Rasa Memiliki Tanpa Mempunyai
- By admin
- March 18, 2022
- Di Atas Kekuasaan dan Kekayaan
Orang tidak akan sembarang membuang sampah di rumahnya. Tetapi ada banyak orang yang melempar barang bekas di mana saja di tempat-tempat umum, sekalipun tersedia tempat-tempat sampah. Di rumah kepunyaan sendiri, orang boleh berbuat sekehendak hati, namun rasa memiliki menimbulkan tanggung jawab sehingga ia memilih untuk berbuat yang terbaik.
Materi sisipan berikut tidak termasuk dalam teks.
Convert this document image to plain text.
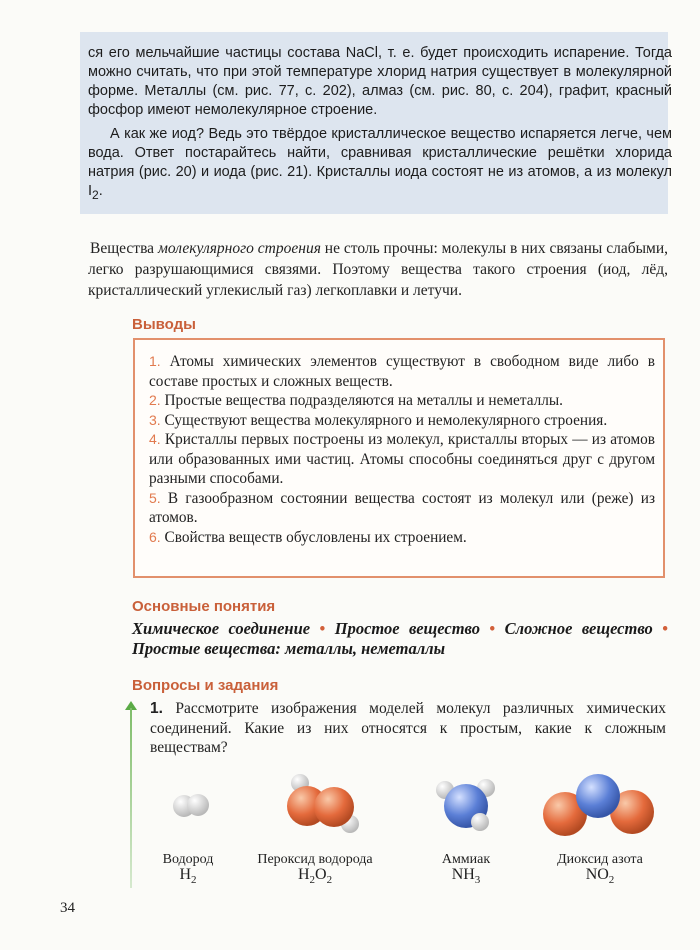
ся его мельчайшие частицы состава NaCl, т. е. будет происходить испарение. Тогда можно считать, что при этой температуре хлорид натрия существует в молекулярной форме. Металлы (см. рис. 77, с. 202), алмаз (см. рис. 80, с. 204), графит, красный фосфор имеют немолекулярное строение.

А как же иод? Ведь это твёрдое кристаллическое вещество испаряется легче, чем вода. Ответ постарайтесь найти, сравнивая кристаллические решётки хлорида натрия (рис. 20) и иода (рис. 21). Кристаллы иода состоят не из атомов, а из молекул $I_2$.

Вещества молекулярного строения не столь прочны: молекулы в них связаны слабыми, легко разрушающимися связями. Поэтому вещества такого строения (иод, лёд, кристаллический углекислый газ) легкоплавки и летучи.

Выводы
1. Атомы химических элементов существуют в свободном виде либо в составе простых и сложных веществ.
2. Простые вещества подразделяются на металлы и неметаллы.
3. Существуют вещества молекулярного и немолекулярного строения.
4. Кристаллы первых построены из молекул, кристаллы вторых — из атомов или образованных ими частиц. Атомы способны соединяться друг с другом разными способами.
5. В газообразном состоянии вещества состоят из молекул или (реже) из атомов.
6. Свойства веществ обусловлены их строением.
Основные понятия

Химическое соединение • Простое вещество • Сложное вещество • Простые вещества: металлы, неметаллы

Вопросы и задания

1. Рассмотрите изображения моделей молекул различных химических соединений. Какие из них относятся к простым, какие к сложным веществам?

Водород
$H_2$
Пероксид водорода
$H_2O_2$
Аммиак
$NH_3$
Диоксид азота
$NO_2$
34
Sedangkan di tempat umum, tiadanya rasa memiliki ini membuat kebanyakan prasarana umum telantar dan cepat rusak.
Di pihak lain ada orang yang merasa berkuasa di pangkalan kendaraan umum atau di pasar, lalu memeras setoran. Orang yang menguasai jalan kampung memungut uang parkir untuk kantong sendiri. Orang yang menyerobot tanah orang lain atau tanah negara tentu karena merasa memiliki. Seperti juga direktur bank yang minggat membawa uang nasabah. Ini bukan contoh rasa memiliki yang bersifat positif, tetapi merupakan perbuatan mengangkangi, menguasai sendiri, mengambil kepunyaan bersama atau orang lain untuk diri sendiri.
Khujjuttara adalah seorang pesuruh. Ia mendapat tugas untuk membeli bunga seharga delapan kahapana. Bunga itu diperolehnya dengan harga empat kahapana Bisa jadi rasa memiliki mendorongnya untuk mendapatkan bunga yang terbaik dengan harga yang termurah. Namun ia mengambil empat kahapana sisanya untuk kantongnya sendiri. Majikannya tidak pernah berpikir buruk, dan Khujjuttara menjadi terbiasa melakukannya setiap hari. Ia merasa berhak untuk memiliki kelebihan uang itu. Sekali waktu tukang bunga mengajaknya untuk mendengarkan khotbah Buddha. Setelah itu ia berubah pikiran. Ia menyadari bahwa seharusnya ia tidak berhak atas sisa uang empat kahapana itu.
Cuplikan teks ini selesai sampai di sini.